A route can be one, both, or neither.
Recognizing When A Hamiltonian Cycle Cannot Exist
Although there is no single universal test, you can often prove impossibility by using structural reasoning.
Common ideas include:
- Cut vertex (articulation point): if removing a vertex disconnects the graph, a Hamiltonian cycle is often impossible because the cycle would need to pass through that vertex twice to reach both sides.
- Bridge: an edge whose removal disconnects the graph cannot lie on a Hamiltonian cycle, because a cycle would need an alternative way around.
- Too few connections: if a vertex has degree 1, a Hamiltonian cycle is impossible, because a cycle would have to enter and leave that vertex.
Hint
- To check a possible Hamiltonian cycle, mark each vertex as you visit it.
- The moment you are forced to revisit a vertex or get stuck before visiting all vertices, that attempt fails.
The Traveling Salesman Problem Is A Shortest Hamiltonian Cycle Problem
- In the Traveling Salesman Problem (TSP) you are given "cities" and distances between every pair, and you want the shortest round trip that visits each city once.
- In graph language, this is: find the shortest Hamiltonian cycle in a weighted graph (often a complete graph).
Definition
Complete graph
A graph where every pair of distinct vertices is joined by an edge.
Example
Building A Network From A Court Outline
- Many network problems start with geometry: you measure or calculate lengths, then use them as edge weights.
- Suppose a court has straight sides and semicircular ends.

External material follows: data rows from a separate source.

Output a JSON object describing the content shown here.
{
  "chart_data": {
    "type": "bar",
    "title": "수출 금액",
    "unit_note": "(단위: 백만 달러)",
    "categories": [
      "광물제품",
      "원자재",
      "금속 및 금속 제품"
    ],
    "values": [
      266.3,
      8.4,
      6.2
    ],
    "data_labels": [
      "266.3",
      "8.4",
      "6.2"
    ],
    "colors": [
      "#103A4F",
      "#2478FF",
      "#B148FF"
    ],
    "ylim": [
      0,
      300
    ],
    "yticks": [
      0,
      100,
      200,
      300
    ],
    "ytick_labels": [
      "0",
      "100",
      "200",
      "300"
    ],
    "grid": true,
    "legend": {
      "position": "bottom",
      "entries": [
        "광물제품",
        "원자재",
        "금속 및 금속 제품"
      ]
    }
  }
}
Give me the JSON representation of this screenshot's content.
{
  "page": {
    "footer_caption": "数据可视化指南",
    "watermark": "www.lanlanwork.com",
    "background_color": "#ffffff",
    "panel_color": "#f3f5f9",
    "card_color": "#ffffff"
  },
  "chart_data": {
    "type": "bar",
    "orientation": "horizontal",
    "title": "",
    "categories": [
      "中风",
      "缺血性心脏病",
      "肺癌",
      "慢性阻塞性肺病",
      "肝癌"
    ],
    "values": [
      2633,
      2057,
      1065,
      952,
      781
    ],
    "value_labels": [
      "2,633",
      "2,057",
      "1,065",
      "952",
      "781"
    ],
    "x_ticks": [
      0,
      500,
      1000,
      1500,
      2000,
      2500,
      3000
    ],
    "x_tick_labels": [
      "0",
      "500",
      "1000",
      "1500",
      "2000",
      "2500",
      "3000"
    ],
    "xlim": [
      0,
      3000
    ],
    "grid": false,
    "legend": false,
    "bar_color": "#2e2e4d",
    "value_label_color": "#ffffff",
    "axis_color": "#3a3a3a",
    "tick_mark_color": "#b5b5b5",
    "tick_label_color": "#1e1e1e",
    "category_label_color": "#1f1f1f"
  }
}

- To weight the edges around the boundary you might need:
- arc lengths of the semicircles
- straight-line distances between junctions and corners
- If a semicircle has diameter $d$, then its arc length is half a circumference: $$\text{semicircle arc length} = \frac{1}{2}(\pi d)=\pi\left(\frac d2\right)$$
- If you need the shortest distance from an arc to a corner, that is often a straight line and can be found using right-triangle geometry (typically Pythagoras) once you identify the relevant radii and perpendiculars.
Exam technique
- In "geometry to network" questions, draw and label the geometry first.
- Only then simplify to a graph by choosing junctions as vertices and using calculated lengths as edge weights.
Self review
- A connected graph has 0 odd vertices. What special route must exist?
- A connected graph has exactly 2 odd vertices. Where must an Eulerian trail start and finish?
- In one sentence, state the difference between Eulerian and Hamiltonian.
- Why does the number of Hamiltonian cycles in a complete graph grow so quickly with $n$?